Nous sommes globalement satisfaits de la mise en place des fonds de restructuration des services d'aide à domicile. Mais cela ne change pas le fond du problème. Structurellement, la situation des associations ne s'améliore pas car deux problèmes fondamentaux demeurent : le financement de l'allocation personnalisée d'autonomie (Apa) à domicile ; la coexistence des régimes d'autorisation et d'agrément, une charge supplémentaire pesant sur le bénéficiaire lorsque celui-ci fait appel à un service agréé.
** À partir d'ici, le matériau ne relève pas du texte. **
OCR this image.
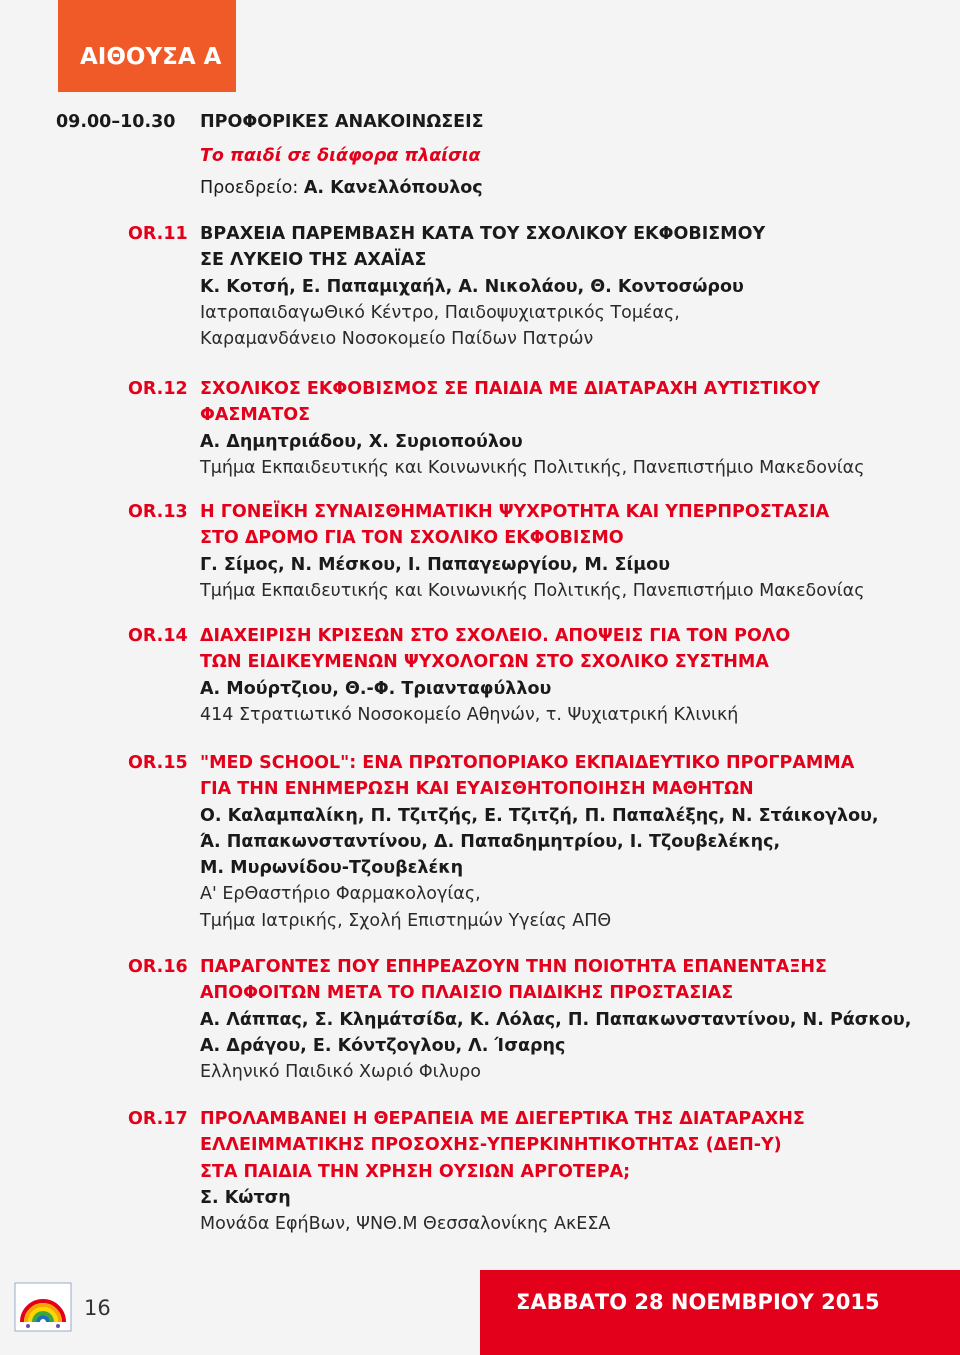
ΑΙΘΟΥΣΑ Α
09.00–10.30	ΠΡΟΦΟΡΙΚΕΣ ΑΝΑΚΟΙΝΩΣΕΙΣ
Το παιδί σε διάφορα πλαίσια
Προεδρείο: Α. Κανελλόπουλος
OR.11 ΒΡΑΧΕΙΑ ΠΑΡΕΜΒΑΣΗ ΚΑΤΑ ΤΟΥ ΣΧΟΛΙΚΟΥ ΕΚΦΟΒΙΣΜΟΥ
ΣΕ ΛΥΚΕΙΟ ΤΗΣ ΑΧΑΪΑΣ
Κ. Κοτσή, Ε. Παπαμιχαήλ, Α. Νικολάου, Θ. Κοντοσώρου
ΙατροπαιδαγωΘικό Κέντρο, Παιδοψυχιατρικός Τομέας,
Καραμανδάνειο Νοσοκομείο Παίδων Πατρών
OR.12 ΣΧΟΛΙΚΟΣ ΕΚΦΟΒΙΣΜΟΣ ΣΕ ΠΑΙΔΙΑ ΜΕ ΔΙΑΤΑΡΑΧΗ ΑΥΤΙΣΤΙΚΟΥ
ΦΑΣΜΑΤΟΣ
Α. Δημητριάδου, Χ. Συριοπούλου
Τμήμα Εκπαιδευτικής και Κοινωνικής Πολιτικής, Πανεπιστήμιο Μακεδονίας
OR.13 Η ΓΟΝΕΪΚΗ ΣΥΝΑΙΣΘΗΜΑΤΙΚΗ ΨΥΧΡΟΤΗΤΑ ΚΑΙ ΥΠΕΡΠΡΟΣΤΑΣΙΑ
ΣΤΟ ΔΡΟΜΟ ΓΙΑ ΤΟΝ ΣΧΟΛΙΚΟ ΕΚΦΟΒΙΣΜΟ
Γ. Σίμος, Ν. Μέσκου, Ι. Παπαγεωργίου, Μ. Σίμου
Τμήμα Εκπαιδευτικής και Κοινωνικής Πολιτικής, Πανεπιστήμιο Μακεδονίας
OR.14 ΔΙΑΧΕΙΡΙΣΗ ΚΡΙΣΕΩΝ ΣΤΟ ΣΧΟΛΕΙΟ. ΑΠΟΨΕΙΣ ΓΙΑ ΤΟΝ ΡΟΛΟ
ΤΩΝ ΕΙΔΙΚΕΥΜΕΝΩΝ ΨΥΧΟΛΟΓΩΝ ΣΤΟ ΣΧΟΛΙΚΟ ΣΥΣΤΗΜΑ
Α. Μούρτζιου, Θ.-Φ. Τριανταφύλλου
414 Στρατιωτικό Νοσοκομείο Αθηνών, τ. Ψυχιατρική Κλινική
OR.15 "MED SCHOOL": ΕΝΑ ΠΡΩΤΟΠΟΡΙΑΚΟ ΕΚΠΑΙΔΕΥΤΙΚΟ ΠΡΟΓΡΑΜΜΑ
ΓΙΑ ΤΗΝ ΕΝΗΜΕΡΩΣΗ ΚΑΙ ΕΥΑΙΣΘΗΤΟΠΟΙΗΣΗ ΜΑΘΗΤΩΝ
Ο. Καλαμπαλίκη, Π. Τζιτζής, Ε. Τζιτζή, Π. Παπαλέξης, Ν. Στάικογλου,
Ά. Παπακωνσταντίνου, Δ. Παπαδημητρίου, Ι. Τζουβελέκης,
Μ. Μυρωνίδου-Τζουβελέκη
Α' ΕρΘαστήριο Φαρμακολογίας,
Τμήμα Ιατρικής, Σχολή Επιστημών Υγείας ΑΠΘ
OR.16 ΠΑΡΑΓΟΝΤΕΣ ΠΟΥ ΕΠΗΡΕΑΖΟΥΝ ΤΗΝ ΠΟΙΟΤΗΤΑ ΕΠΑΝΕΝΤΑΞΗΣ
ΑΠΟΦΟΙΤΩΝ ΜΕΤΑ ΤΟ ΠΛΑΙΣΙΟ ΠΑΙΔΙΚΗΣ ΠΡΟΣΤΑΣΙΑΣ
Α. Λάππας, Σ. Κλημάτσίδα, Κ. Λόλας, Π. Παπακωνσταντίνου, Ν. Ράσκου,
Α. Δράγου, Ε. Κόντζογλου, Λ. Ίσαρης
Ελληνικό Παιδικό Χωριό Φιλυρο
OR.17 ΠΡΟΛΑΜΒΑΝΕΙ Η ΘΕΡΑΠΕΙΑ ΜΕ ΔΙΕΓΕΡΤΙΚΑ ΤΗΣ ΔΙΑΤΑΡΑΧΗΣ
ΕΛΛΕΙΜΜΑΤΙΚΗΣ ΠΡΟΣΟΧΗΣ-ΥΠΕΡΚΙΝΗΤΙΚΟΤΗΤΑΣ (ΔΕΠ-Υ)
ΣΤΑ ΠΑΙΔΙΑ ΤΗΝ ΧΡΗΣΗ ΟΥΣΙΩΝ ΑΡΓΟΤΕΡΑ;
Σ. Κώτση
Μονάδα ΕφήΒων, ΨΝΘ.Μ Θεσσαλονίκης ΑκΕΣΑ
16	ΣΑΒΒΑΤΟ 28 ΝΟΕΜΒΡΙΟΥ 2015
Les ARS sont légitimes pour mener des projets visant à la mise en place de parcours de santé. Mais il faut parler plus globalement de parcours de vie. De façon générale, cette question renvoie à celles des ruptures de prise en charge des patients et de la désertification médicale. Si les centres hospitaliers universitaires continuent d'attirer les jeunes médecins, cela n'est pas toujours le cas pour les hôpitaux de moindre taille, contraints de recourir à l'intérim pour un coût très élevé. Dans certains territoires ruraux, l'absence de médecins au sein des services départementaux d'incendie et de secours (Sdis) crée des risques médico-légaux. On l'a vu, le manque de places en soins de suite et de réadaptation (SSR) conduit à une augmentation de la durée moyenne de séjour dans les hôpitaux. L'enjeu pour les ARS est de parvenir à supprimer tous ces hiatus dans la chaîne de soins avant de mettre en place le parcours de santé, puis le parcours de vie.